Tuttavia, e questo è una sorpresa, lo studio di Montreal non è riuscito a mostrare lo stesso effetto globale. Lo studio ha mostrato un significativo effetto protettivo per coloro che parlavano almeno quattro lingue, ma il beneficio era solo marginale per quelli con tre lingue, e non c'era differenza tra coloro che parlavano una o due lingue, a meno che non fossero immigrati. Ciò che era ancora più sorprendente era che i bilingui canadesi di origine nativa svilupparono la malattia di Alzheimer prima, e non più tardi, dei monolingui.

Morris Freedman e i suoi colleghi hanno cercato di dare un senso a questi risultati contraddittori. Ad esempio, hanno affermato che la misura dell'inizio della demenza era diversa a Toronto e Hyderabad, da un lato, ea Montreal, dall'altro. Inoltre, hanno messo in discussione il modo in cui gli immigrati e i nonimmigrati sono stati definiti nello studio di Montreal.

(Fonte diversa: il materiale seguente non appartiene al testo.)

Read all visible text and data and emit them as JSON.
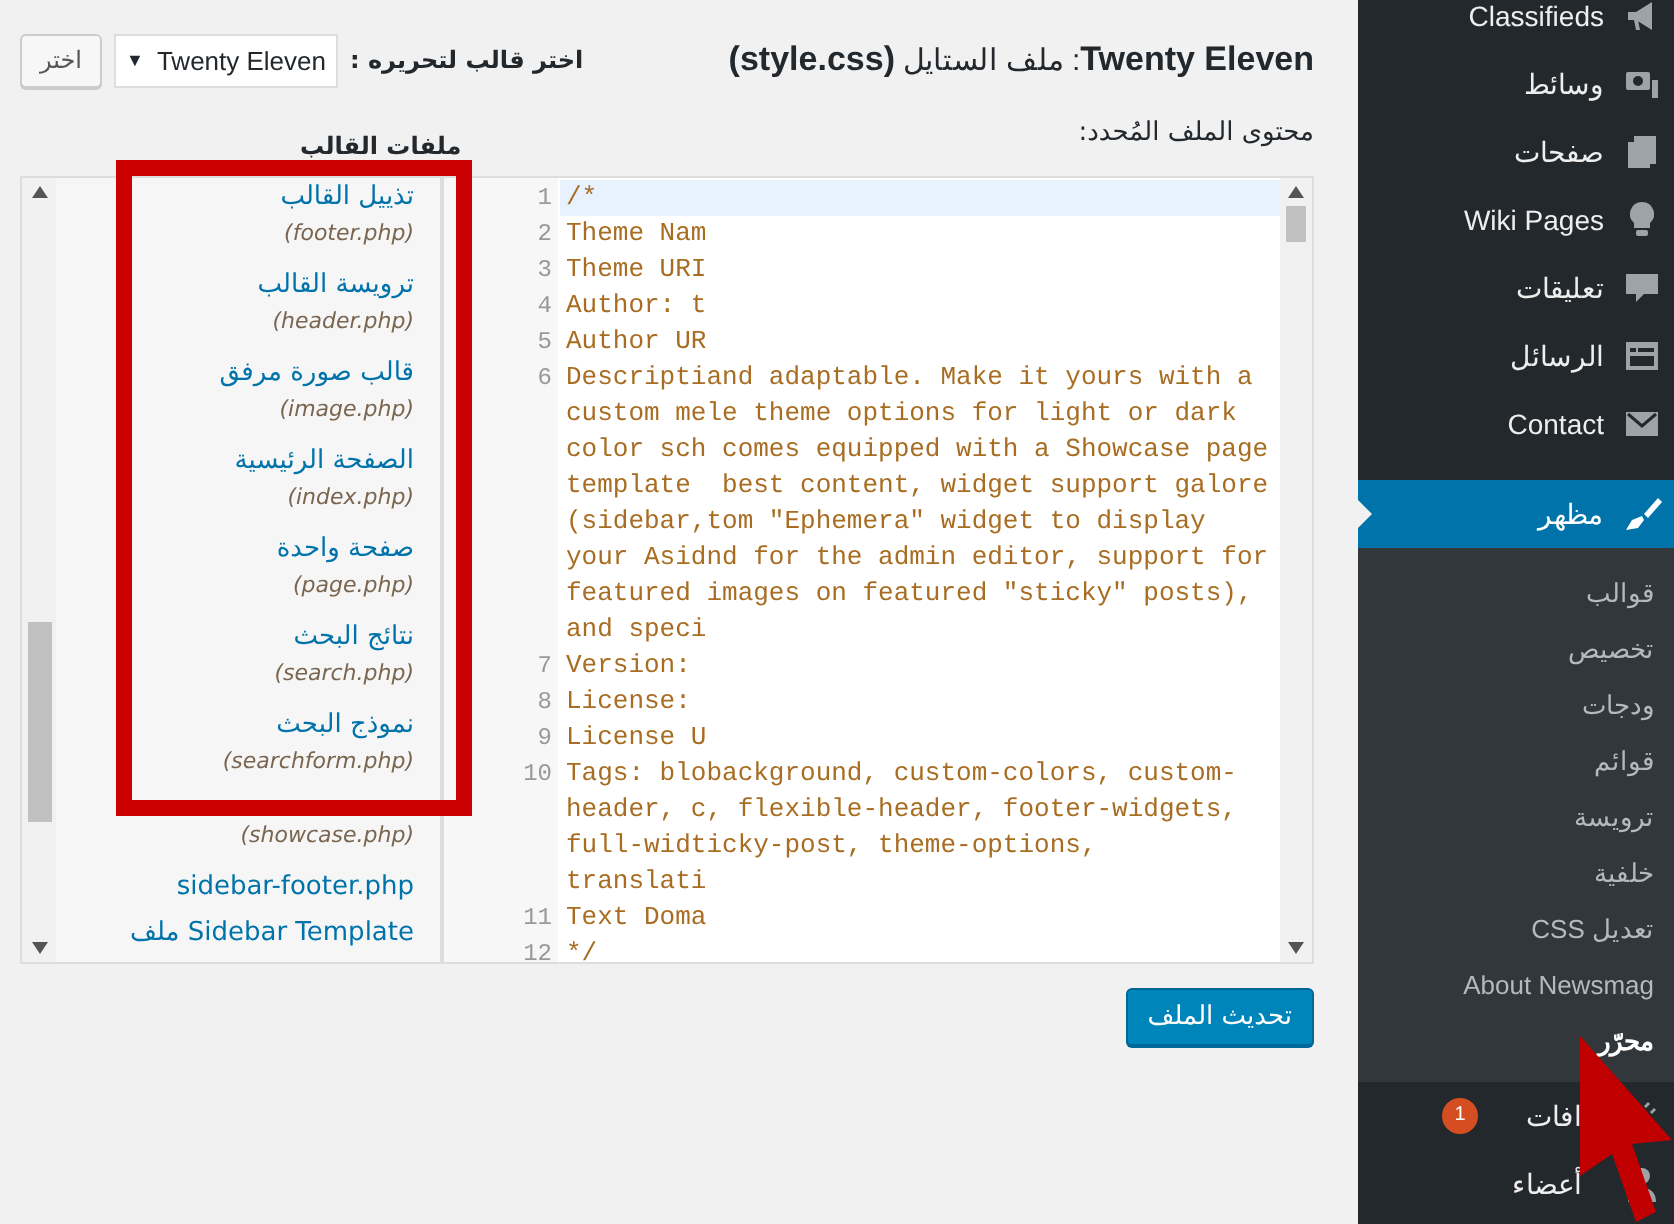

Ma la spiegazione potrebbe essere più generale di quella. Sappiamo da molto tempo che la riserva cognitiva di una persona, ovvero la resistenza del cervello al declino cognitivo dovuto all'invecchiamento, è associata a una serie di fattori come cognizione dell'infanzia, istruzione, stile di vita, attività sociali e ricreative, stato professionale, fisico esercizio fisico, ecc. Questo spiega perché numerosi siti Web dedicati alla salute menzionano esercizi, stimoli mentali, gestione dello stress e una vita sociale attiva come modi, tra gli altri, di ritardare la demenza. Quindi potrebbe essere, secondo Morris Freedman e i suoi colleghi, che "…. il bilinguismo da solo non è sufficiente a garantire il rinvio della demenza ".

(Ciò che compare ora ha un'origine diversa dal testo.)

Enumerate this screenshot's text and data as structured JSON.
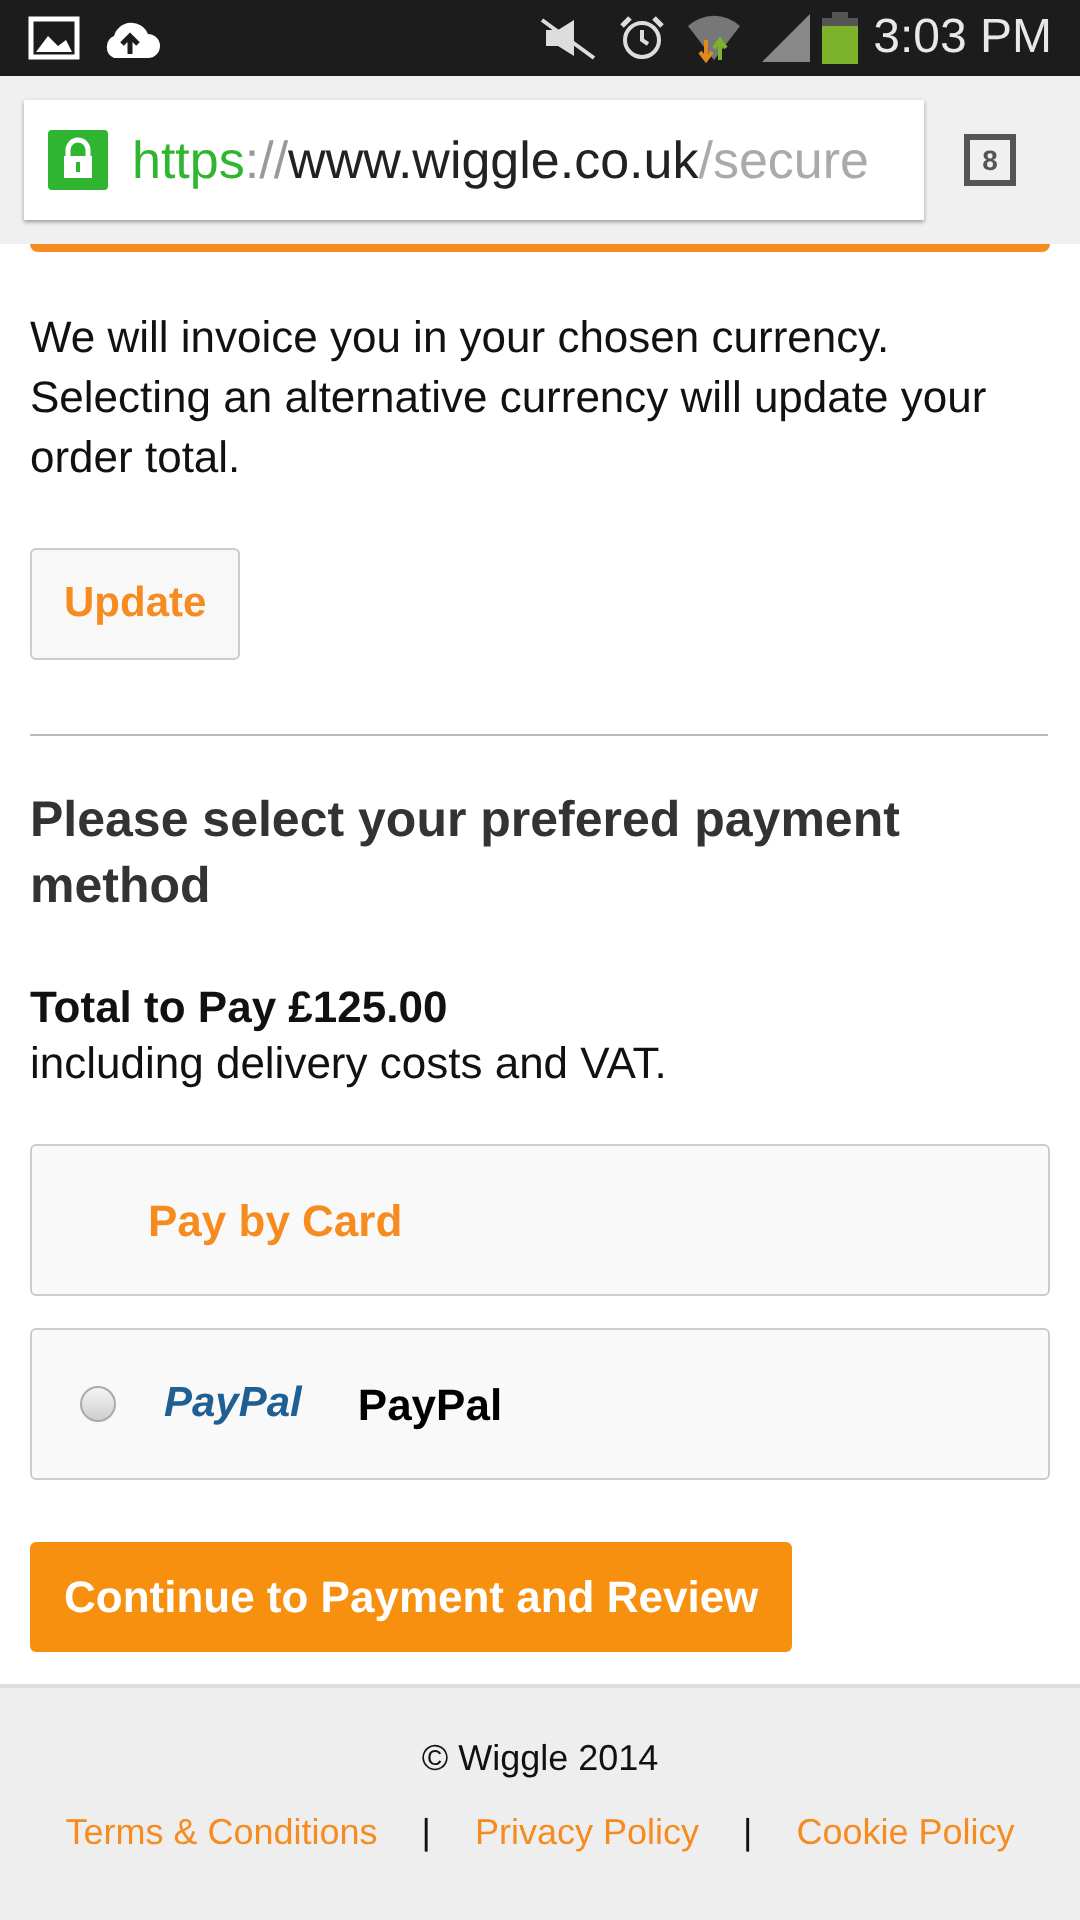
{
  "status_bar": {
    "time": "3:03 PM"
  },
  "browser": {
    "url": {
      "scheme": "https",
      "separator": "://",
      "host": "www.wiggle.co.uk",
      "path": "/secure"
    },
    "secure": true,
    "tab_count": "8"
  },
  "currency_note": "We will invoice you in your chosen currency. Selecting an alternative currency will update your order total.",
  "update_button": "Update",
  "payment_heading": "Please select your prefered payment method",
  "total": "Total to Pay £125.00",
  "total_note": "including delivery costs and VAT.",
  "payment_options": [
    {
      "kind": "link",
      "label": "Pay by Card",
      "selected": false
    },
    {
      "kind": "radio",
      "logo": "PayPal",
      "label": "PayPal",
      "selected": false
    }
  ],
  "continue_button": "Continue to Payment and Review",
  "footer": {
    "copyright": "© Wiggle 2014",
    "links": [
      "Terms & Conditions",
      "Privacy Policy",
      "Cookie Policy"
    ],
    "separator": "|"
  }
}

Questa affermazione realistica è un passo indietro rispetto a ciò che le persone (principalmente i media) hanno tolto dai primi studi condotti da Ellen Bialystok. Una combinazione di fattori, invece di un solo fattore, sembra avere un effetto protettivo.

Dove questo lascia il bilinguismo e il suo effetto sulla cognizione della vita futura, e non solo sulla demenza? Uno studio condotto da Thomas Bak e dai suoi colleghi a Edimburgo, su cittadini più anziani e non su pazienti dementi, mostra chiaramente che il bilinguismo ha un effetto positivo. Per evitare il problema delle diverse caratteristiche di base nei gruppi bilingue e monolingue (ad esempio l'intelligenza dell'infanzia), hanno fornito una serie di test cognitivi a persone che erano state testate originariamente all'età di 11 anni, circa 60 anni prima. Quando hanno confrontato i monolingui e i bilingui del gruppo, hanno scoperto che i bilingui (la maggior parte dei quali aveva acquisito un'altra lingua dopo gli 11 anni) ha ottenuto risultati significativamente migliori di quanto previsto dalle loro abilità cognitive di base, mentre i monolingui no.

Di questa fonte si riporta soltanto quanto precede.